Alessio Caraturo - Goldrake (2004 - singolo)

La sigla di Goldrake in versione strappamutande

Dalle stalle alle stelle e ritorno, nel giro di una stagione, oppure in altri termini: caso discografico di fine 2004 e ritorno all’anonimato in punta di piedi, proprio così come era salito alla ribalta.

Alessio Caraturo non è affatto uno scarso e il suo piacevole album “Ciò Che Desidero” è un acquarello sussurrato di fresco cantautorato, evidentemente non abbastanza per imporsi nelle radio e nell classifiche che prediligono ascolti più faciloni.Il nostro ha avuto la genialata di scoprire l’uovo di Colombo, andando a ripescare la celeberrima sigla di “Goldrake”, per metterla a nudo e farla propria, imbastendola con una trama semplice quanto efficace di chitarra, voce e una spruzzata d’archi.

Il risultato è in un parola “emozionante”, così come il videoclip in un tenero bianco e nero, con la sagoma di Goldrake che vola e si intravede appena.

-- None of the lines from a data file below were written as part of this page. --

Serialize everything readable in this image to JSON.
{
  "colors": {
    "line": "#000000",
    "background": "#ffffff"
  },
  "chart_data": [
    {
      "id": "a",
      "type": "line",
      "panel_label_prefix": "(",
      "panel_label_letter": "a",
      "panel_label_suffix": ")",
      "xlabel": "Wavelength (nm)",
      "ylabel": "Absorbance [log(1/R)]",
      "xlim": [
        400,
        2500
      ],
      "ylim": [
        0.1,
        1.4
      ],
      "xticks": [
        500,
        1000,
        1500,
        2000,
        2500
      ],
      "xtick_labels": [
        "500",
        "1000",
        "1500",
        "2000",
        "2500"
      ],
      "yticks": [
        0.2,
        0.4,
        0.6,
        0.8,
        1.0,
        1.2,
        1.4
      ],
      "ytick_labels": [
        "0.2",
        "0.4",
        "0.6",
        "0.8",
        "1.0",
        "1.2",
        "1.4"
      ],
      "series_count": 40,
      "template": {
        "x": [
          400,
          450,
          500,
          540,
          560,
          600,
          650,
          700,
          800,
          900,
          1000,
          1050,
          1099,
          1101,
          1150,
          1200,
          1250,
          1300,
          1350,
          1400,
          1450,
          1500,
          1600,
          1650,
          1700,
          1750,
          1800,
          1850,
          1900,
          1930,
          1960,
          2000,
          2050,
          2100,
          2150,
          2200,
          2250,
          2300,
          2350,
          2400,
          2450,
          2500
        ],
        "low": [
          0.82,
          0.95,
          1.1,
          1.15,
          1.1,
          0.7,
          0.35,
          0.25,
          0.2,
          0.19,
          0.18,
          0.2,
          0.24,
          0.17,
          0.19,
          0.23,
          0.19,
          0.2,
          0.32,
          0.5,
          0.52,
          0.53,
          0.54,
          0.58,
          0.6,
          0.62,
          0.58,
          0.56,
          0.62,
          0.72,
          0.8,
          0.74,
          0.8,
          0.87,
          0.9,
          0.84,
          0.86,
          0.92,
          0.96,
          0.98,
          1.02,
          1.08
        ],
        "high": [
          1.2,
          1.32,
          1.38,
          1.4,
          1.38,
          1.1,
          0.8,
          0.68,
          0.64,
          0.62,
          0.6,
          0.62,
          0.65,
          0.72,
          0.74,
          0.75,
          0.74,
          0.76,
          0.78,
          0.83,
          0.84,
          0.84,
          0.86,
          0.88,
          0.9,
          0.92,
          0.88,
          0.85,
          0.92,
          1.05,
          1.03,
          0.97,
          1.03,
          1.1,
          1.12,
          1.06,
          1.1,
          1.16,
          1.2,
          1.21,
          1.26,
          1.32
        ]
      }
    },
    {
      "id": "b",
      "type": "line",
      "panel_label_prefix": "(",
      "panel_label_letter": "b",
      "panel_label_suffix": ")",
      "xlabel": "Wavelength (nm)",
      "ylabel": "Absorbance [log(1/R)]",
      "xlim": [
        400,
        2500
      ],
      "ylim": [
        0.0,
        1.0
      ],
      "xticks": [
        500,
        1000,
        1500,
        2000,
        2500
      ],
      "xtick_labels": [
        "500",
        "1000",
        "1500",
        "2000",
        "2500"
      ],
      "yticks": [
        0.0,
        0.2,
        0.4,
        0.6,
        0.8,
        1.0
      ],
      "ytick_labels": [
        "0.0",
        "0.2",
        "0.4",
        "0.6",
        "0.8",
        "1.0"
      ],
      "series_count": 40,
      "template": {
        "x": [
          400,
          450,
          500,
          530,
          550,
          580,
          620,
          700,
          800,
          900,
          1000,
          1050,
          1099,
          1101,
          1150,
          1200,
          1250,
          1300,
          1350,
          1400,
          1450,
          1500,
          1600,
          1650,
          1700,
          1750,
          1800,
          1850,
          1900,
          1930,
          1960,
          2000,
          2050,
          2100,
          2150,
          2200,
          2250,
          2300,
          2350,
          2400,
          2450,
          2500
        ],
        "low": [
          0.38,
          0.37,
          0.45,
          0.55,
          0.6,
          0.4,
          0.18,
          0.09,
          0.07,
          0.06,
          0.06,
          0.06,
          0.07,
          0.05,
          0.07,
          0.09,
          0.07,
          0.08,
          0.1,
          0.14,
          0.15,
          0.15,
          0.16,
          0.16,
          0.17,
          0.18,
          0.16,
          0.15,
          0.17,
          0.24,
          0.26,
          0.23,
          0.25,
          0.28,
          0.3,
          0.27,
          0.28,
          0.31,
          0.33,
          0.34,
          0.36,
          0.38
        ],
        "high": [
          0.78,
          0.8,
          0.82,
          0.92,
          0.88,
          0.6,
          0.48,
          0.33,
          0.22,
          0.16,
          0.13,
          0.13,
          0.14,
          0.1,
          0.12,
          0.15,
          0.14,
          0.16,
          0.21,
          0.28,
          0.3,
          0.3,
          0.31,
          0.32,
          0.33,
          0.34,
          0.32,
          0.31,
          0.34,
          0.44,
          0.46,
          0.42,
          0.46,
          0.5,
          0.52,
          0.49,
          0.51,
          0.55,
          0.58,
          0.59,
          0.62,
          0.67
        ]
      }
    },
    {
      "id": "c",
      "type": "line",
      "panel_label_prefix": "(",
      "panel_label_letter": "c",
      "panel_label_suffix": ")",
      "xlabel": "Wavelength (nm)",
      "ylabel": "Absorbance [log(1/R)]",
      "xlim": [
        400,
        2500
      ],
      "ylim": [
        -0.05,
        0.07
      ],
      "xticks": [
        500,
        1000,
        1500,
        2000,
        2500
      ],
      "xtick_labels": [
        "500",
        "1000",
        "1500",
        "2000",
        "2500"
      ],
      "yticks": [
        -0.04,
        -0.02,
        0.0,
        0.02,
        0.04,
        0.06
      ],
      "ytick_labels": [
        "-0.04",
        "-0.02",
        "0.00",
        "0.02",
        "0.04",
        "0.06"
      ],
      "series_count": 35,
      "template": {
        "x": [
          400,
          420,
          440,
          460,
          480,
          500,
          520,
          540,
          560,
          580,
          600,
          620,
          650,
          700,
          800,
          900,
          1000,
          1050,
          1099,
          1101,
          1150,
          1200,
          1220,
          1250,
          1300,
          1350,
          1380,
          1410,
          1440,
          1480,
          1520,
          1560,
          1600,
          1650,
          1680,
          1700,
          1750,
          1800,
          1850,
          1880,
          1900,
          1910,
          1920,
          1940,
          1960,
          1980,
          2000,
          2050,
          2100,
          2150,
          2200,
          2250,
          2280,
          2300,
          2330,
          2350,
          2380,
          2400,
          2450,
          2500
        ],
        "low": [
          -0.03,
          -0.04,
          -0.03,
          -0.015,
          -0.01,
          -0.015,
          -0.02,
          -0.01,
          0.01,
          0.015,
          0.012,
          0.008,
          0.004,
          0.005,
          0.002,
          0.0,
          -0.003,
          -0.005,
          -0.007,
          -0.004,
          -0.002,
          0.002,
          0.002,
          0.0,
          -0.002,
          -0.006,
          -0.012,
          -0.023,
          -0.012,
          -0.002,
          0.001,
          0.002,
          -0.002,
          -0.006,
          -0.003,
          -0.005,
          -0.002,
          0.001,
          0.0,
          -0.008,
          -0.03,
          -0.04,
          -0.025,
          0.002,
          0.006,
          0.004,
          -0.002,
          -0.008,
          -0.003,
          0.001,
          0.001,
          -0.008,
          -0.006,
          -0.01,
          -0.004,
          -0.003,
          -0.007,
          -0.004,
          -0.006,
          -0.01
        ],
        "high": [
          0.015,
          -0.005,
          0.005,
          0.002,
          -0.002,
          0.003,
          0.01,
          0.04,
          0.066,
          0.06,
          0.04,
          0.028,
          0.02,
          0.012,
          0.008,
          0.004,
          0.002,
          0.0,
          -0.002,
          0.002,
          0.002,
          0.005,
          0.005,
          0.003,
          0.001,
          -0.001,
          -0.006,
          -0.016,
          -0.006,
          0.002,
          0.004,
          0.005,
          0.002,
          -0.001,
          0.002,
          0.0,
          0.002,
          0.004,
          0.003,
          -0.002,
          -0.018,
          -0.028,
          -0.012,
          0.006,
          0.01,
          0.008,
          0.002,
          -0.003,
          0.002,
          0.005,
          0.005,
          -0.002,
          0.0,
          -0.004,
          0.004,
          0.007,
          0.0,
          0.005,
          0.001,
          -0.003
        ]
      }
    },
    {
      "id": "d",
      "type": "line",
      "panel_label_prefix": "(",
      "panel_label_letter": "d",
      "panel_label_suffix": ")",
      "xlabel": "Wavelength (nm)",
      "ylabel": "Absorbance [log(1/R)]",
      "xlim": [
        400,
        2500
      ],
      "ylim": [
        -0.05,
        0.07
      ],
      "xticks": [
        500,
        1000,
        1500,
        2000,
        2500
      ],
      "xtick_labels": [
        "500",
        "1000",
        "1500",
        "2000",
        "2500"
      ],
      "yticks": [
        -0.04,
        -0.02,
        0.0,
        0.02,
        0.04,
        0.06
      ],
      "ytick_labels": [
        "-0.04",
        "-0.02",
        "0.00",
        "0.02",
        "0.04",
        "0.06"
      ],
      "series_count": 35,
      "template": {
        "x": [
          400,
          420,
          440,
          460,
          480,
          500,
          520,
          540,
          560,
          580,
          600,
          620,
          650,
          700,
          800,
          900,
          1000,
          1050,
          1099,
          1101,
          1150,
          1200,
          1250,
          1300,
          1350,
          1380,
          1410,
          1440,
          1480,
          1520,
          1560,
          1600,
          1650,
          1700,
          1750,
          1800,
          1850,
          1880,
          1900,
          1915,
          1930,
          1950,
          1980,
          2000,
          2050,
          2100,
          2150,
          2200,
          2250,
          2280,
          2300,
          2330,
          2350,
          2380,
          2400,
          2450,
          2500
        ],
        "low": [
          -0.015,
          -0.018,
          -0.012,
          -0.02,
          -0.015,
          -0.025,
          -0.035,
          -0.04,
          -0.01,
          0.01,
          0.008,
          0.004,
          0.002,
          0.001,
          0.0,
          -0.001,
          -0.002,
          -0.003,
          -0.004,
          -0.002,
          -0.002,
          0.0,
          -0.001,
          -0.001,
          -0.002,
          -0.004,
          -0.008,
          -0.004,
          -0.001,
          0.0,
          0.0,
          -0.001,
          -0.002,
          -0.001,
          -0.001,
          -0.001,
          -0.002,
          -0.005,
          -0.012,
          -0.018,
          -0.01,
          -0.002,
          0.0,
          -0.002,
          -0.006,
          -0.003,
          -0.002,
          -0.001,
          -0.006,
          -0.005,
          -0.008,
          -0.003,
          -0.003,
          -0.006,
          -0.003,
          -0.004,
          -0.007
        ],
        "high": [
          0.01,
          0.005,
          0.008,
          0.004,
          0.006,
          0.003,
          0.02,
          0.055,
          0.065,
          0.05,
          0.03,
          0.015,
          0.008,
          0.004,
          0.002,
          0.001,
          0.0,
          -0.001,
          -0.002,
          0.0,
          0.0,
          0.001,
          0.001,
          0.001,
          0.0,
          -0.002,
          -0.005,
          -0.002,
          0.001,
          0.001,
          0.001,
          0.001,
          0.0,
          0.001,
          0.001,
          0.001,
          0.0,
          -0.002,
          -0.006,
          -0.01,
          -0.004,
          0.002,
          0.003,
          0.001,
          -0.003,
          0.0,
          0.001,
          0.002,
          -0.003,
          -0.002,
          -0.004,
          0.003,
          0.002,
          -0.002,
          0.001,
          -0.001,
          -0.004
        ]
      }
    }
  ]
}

La classica cover fatta con il cuore, lontana anni luce da ogni forma di sterile revival da radical chic, che lasciamo volentieri a Fabio Fazio e Claudio Baglioni.

L’occasione serve soprattutto a rispolverare gli autori di questo piccolo gioiellino: Luigi Albarelli (Furia, Mork & Mindy), Massimo Luca e Vince Tempera che “regalano” agli Actarus (tra gli altri Alberto “Michel” Tadini, ex cantante dei Gens, accompagnato dalla pittrice Dominique Ragazzoni e da un imberbe Fabio Concato) una delle più belle sigle di tutti i tempi.